Since 2005, global temperatur­e readings have been at the low end of projection­s which, if continued, would mean temperatur­e increases toward the end of the century of between two and four degrees Celsius perhaps, rather than four to six degrees. Or, perhaps not.

Climate science is inherently uncertain, which complicate­s things for policy-makers. But that does not make it wrong. There are feedback loops and responses by the Earth not yet fully understood.

So, global warming may just be “on vacation” but ready to roar back with a vengeance later. Meanwhile, climate change impacts occur.

For government­s, industries and consumers worried about devising and paying for climate policies that deliver the most emission reductions at the least economic cost, this does not make solutions any easier. So, what to do? The precaution­ary principle gives guidance. It states, in the case of climate change, that it is better for decision-makers to anticipate harm before it occurs and take action. As the 1992 Rio Earth Declaratio­n put it: “Where there are threats of serious or irreversib­le damage, lack of full scientific certainty shall not be used as a reason for postponing cost-effective measures to prevent environmen­tal degradatio­n.”

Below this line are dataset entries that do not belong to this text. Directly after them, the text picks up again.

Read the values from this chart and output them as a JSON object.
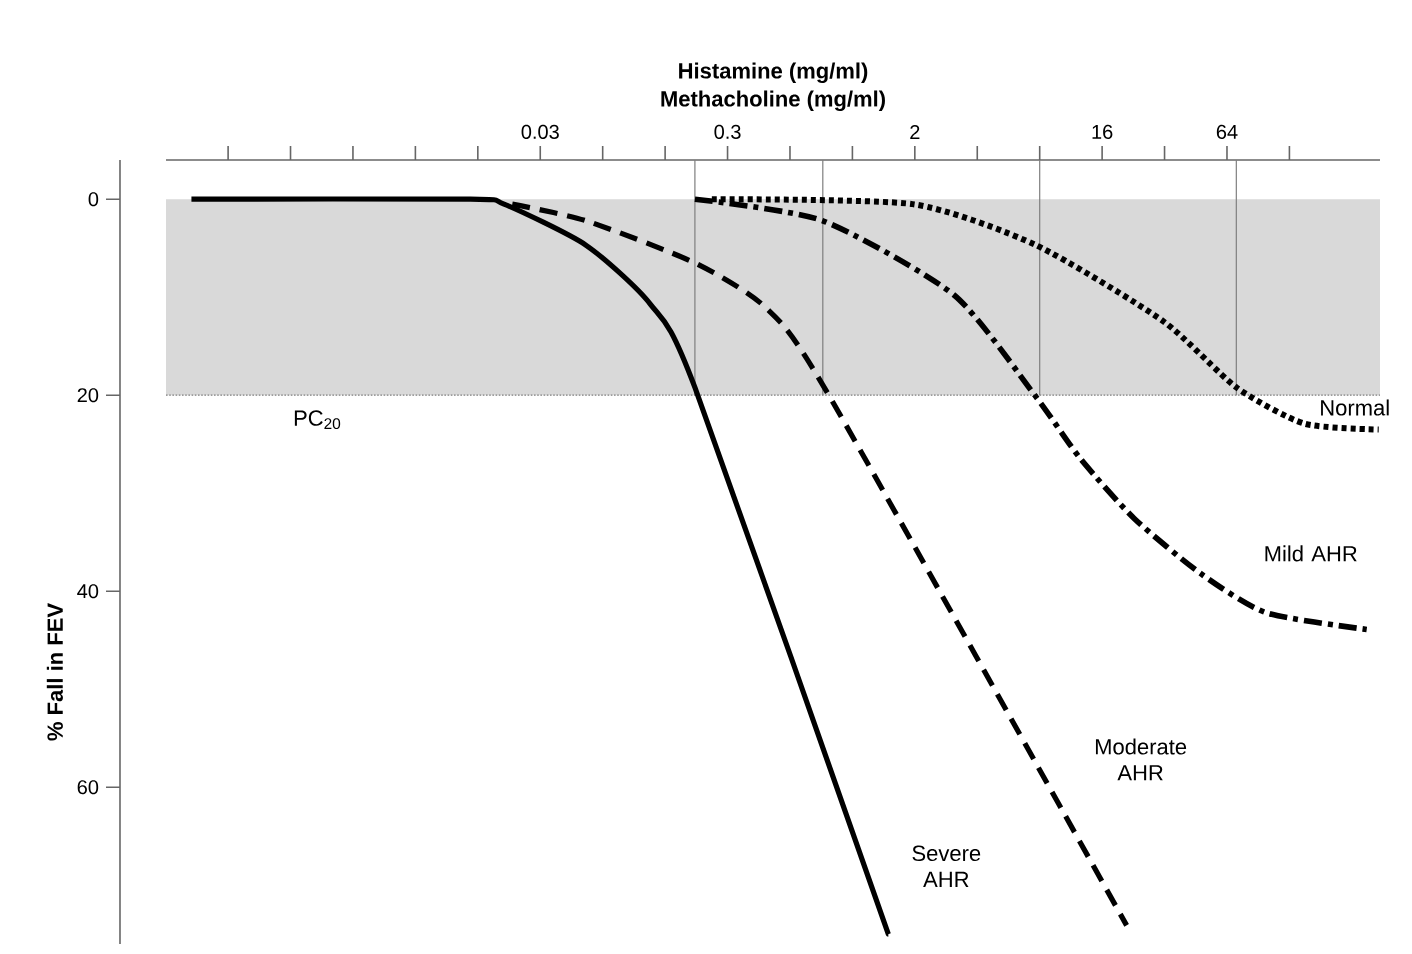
{
  "chart_data": {
    "type": "line",
    "title": "Histamine (mg/ml)",
    "xlabel": "Methacholine (mg/ml)",
    "ylabel": "% Fall in FEV",
    "log": "x",
    "xlim": [
      0.00049,
      350
    ],
    "ylim": [
      76,
      -4
    ],
    "xticks": [
      {
        "value": 0.0009765625,
        "label": null
      },
      {
        "value": 0.001953125,
        "label": null
      },
      {
        "value": 0.00390625,
        "label": null
      },
      {
        "value": 0.0078125,
        "label": null
      },
      {
        "value": 0.015625,
        "label": null
      },
      {
        "value": 0.03125,
        "label": "0.03"
      },
      {
        "value": 0.0625,
        "label": null
      },
      {
        "value": 0.125,
        "label": null
      },
      {
        "value": 0.25,
        "label": "0.3"
      },
      {
        "value": 0.5,
        "label": null
      },
      {
        "value": 1,
        "label": null
      },
      2,
      {
        "value": 4,
        "label": null
      },
      {
        "value": 8,
        "label": null
      },
      16,
      {
        "value": 32,
        "label": null
      },
      64,
      {
        "value": 128,
        "label": null
      }
    ],
    "yticks": [
      0,
      20,
      40,
      60
    ],
    "series": [
      {
        "name": "Normal",
        "color": "#000000",
        "line_style": "dotted",
        "x": [
          0.21,
          1.95,
          7.7,
          31.3,
          71,
          151,
          345
        ],
        "values": [
          0,
          0.5,
          4.7,
          12.4,
          19.2,
          22.9,
          23.5
        ]
      },
      {
        "name": "Mild AHR",
        "color": "#000000",
        "line_style": "dashdot",
        "x": [
          0.174,
          0.72,
          3.1,
          7.7,
          12.6,
          22.9,
          47.8,
          99,
          302
        ],
        "values": [
          0,
          2.2,
          9.8,
          20.2,
          26.5,
          32.6,
          38.2,
          42.2,
          43.9
        ]
      },
      {
        "name": "Moderate AHR",
        "color": "#000000",
        "line_style": "dashed",
        "x": [
          0.0229,
          0.052,
          0.174,
          0.384,
          0.77,
          21.0
        ],
        "values": [
          0.5,
          2.2,
          6.5,
          11.1,
          20.0,
          74.1
        ]
      },
      {
        "name": "Severe AHR",
        "color": "#000000",
        "line_style": "solid",
        "x": [
          0.00065,
          0.0144,
          0.0209,
          0.052,
          0.106,
          0.174,
          1.49
        ],
        "values": [
          0,
          0,
          0.5,
          4.7,
          10.7,
          19.2,
          75
        ]
      }
    ],
    "ref_lines": [
      {
        "axis": "y",
        "value": 20,
        "label": "PC$_{20}$",
        "color": "#7f7f7f",
        "line_style": "dotted"
      },
      {
        "axis": "x",
        "value": 0.174,
        "color": "#7f7f7f"
      },
      {
        "axis": "x",
        "value": 0.72,
        "color": "#7f7f7f"
      },
      {
        "axis": "x",
        "value": 8,
        "color": "#7f7f7f"
      },
      {
        "axis": "x",
        "value": 71,
        "color": "#7f7f7f"
      }
    ],
    "bands": [
      {
        "axis": "y",
        "from": 0,
        "to": 20,
        "color": "#d9d9d9"
      }
    ],
    "grid": false
  }
}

This then is the basis for both climate change mitigation — arresting future carbon emissions growth — and climate change adaptation — becoming more resilient to expected climate change impacts. There is no exact balance; it differs from country to country. But the precaution­ary principle dictates acting on both.

Oilsands emissions in Alberta did not cause this week’s disastrous flooding. By themselves, they have been a small contributo­r to overall global emissions and local carbon emissions are not to blame for local climate impacts. If climate change was either a contributi­ng or the principal factor in causing the floods arising from wet snow and extensive rain anomalies, then it is global emissions doing it to Canada with local emissions adding to the overall problem. This makes it critical for world emissions to come down to stop affecting Canada. And Canada will need to do more to make its contributi­on to the whole-world effort. Reducing global carbon emissions has a clear positive economic impact for us here at home.

In short, Canada must do both: Invest in adaptation while working on mitigation.

Alberta has now experience­d two “once-in-a-century” floods in less than 10 years. Can we afford to bet it will not happen again?